Over the years, I have come to loathe U.S. Presidential debates.
I've viewed (double entendre intended) them as one of the rare curses of my profession. I've watched because I know clients will ask me what I thought about the candidates' performances.
On those occasions when I've had a horse in the race, of course, the debates were inherently more interesting, and the stakes more important.
Otherwise, most debates are like police work: long periods of boredom broken periodically by a moment of excitement.
Tonight's Fox News/Washington Examiner sponsored Republican Primary Debate from Ames, Iowa was different. I found it entertaining.
Kudos go to Bret Baier who wins top prize for a superb job as moderator. He has the talent of asking good questions, keeping things mostly on track, without being self-important. He has what some of the candidates lack, that sense of being a fun guy to be with.
So what did I think of the candidates?
Here, 90 minutes after the debate was over, and without having taken any notes to refer to, is what I still remember:
- Governor Pawlenty--mean spirited. Drop out now and save your money.
- Pawlenty--best line of the evening, his promise to go cook dinner or mow the lawn of anyone who could find President Obama's financial plan. Weakened the line by adding he'd only mow up to an acre, so Mitt Romney's place wouldn't qualify. Thanks Tim for letting us know Mitt is wealthy, we'd never have known.
- Mitt--came across presidential, pretty much as I would have expected. But worst answer (at least his) changed the poem at the base of the under-renovation Statue of Liberty. No more "give us your tired, your poor, your huddled masses yearning to be free." Nope, under Romney it'll be "give us your yearning to achieve, your bright and newly Ph.Deed."
- Rick Santorum--you whoo! I'm over here! Can I play too?
- Santorum--gets award for being able to mention how often he's been in Iowa without ever once referring to any one person he's talked to.
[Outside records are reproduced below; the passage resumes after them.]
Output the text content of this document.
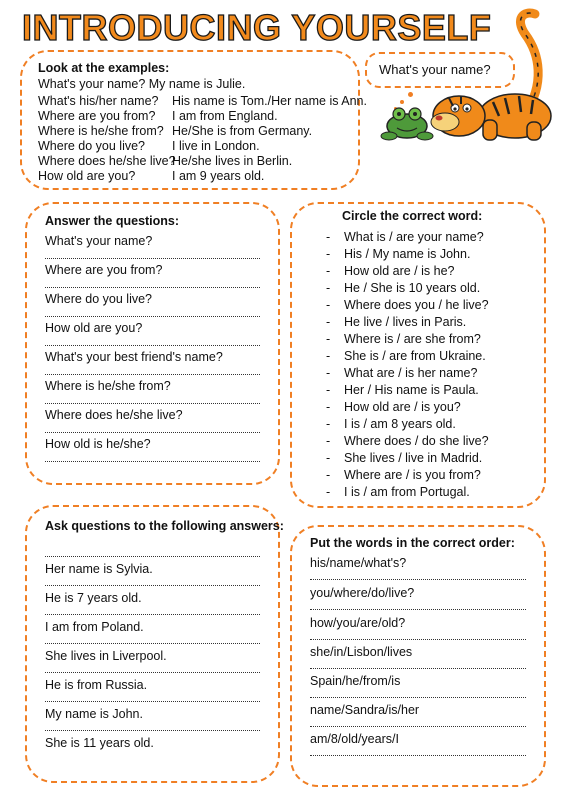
INTRODUCING YOURSELF
What's your name?
Look at the examples:
What's your name? My name is Julie.
What's his/her name? His name is Tom./Her name is Ann.
Where are you from? I am from England.
Where is he/she from? He/She is from Germany.
Where do you live? I live in London.
Where does he/she live?
He/she lives in Berlin.
How old are you?	I am 9 years old.
Answer the questions:
What's your name?
Where are you from?
Where do you live?
How old are you?
What's your best friend's name?
Where is he/she from?
Where does he/she live?
How old is he/she?
Circle the correct word:
- What is / are your name?
- His / My name is John.
- How old are / is he?
- He / She is 10 years old.
- Where does you / he live?
- He live / lives in Paris.
- Where is / are she from?
- She is / are from Ukraine.
- What are / is her name?
- Her / His name is Paula.
- How old are / is you?
- I is / am 8 years old.
- Where does / do she live?
- She lives / live in Madrid.
- Where are / is you from?
- I is / am from Portugal.
Ask questions to the following answers:
Her name is Sylvia.
He is 7 years old.
I am from Poland.
She lives in Liverpool.
He is from Russia.
My name is John.
She is 11 years old.
Put the words in the correct order:
his/name/what's?
you/where/do/live?
how/you/are/old?
she/in/Lisbon/lives
Spain/he/from/is
name/Sandra/is/her
am/8/old/years/I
- Professor Gingrich--I've always admired Newt's ability to analyze problems and come up with ideas worth discussing. He attacked "gotcha questions" and won the audience. Debates give him a good forum for his ideas. He's not a formidable contender for president.
- Jon Huntsman--did better than I expected. Handled issue of his support for civil unions, which all others on the stage oppose, credibly. No mention of what he achieved as ambassador to China. Biggest problem will be running on his record while governor of Utah. He did a great job, but Utah is hardly typical of the other 49 (okay, maybe Idaho) 48 states.
- Ron Paul--lov'm or hate'm, ya gotta lov'm. Says what he thinks without having to poll for his positioning.
- Herman Cain--in some ways the most real of them all. He talks process-accurately define the problem, ask the right questions, before extolling a solution. A candidate who can say, "I don't know, but I'll find out." How novel!
- Michele Bachmann--Is this the same lady as the one on the front of Newsweek? Should have responded to Pawlenty's attack without engaging him. Would have kept herself out of the mud and made him look even more mean spirited. I think she should make more (I didn't hear any) reference to her time as a prosecutor.
- Rick Perry--good example of how to be present while being absent. We'll be waiting to see him next time.
All in all, not as fun or mentally engaging as watching The Mentalist, but still a good evening of entertainment.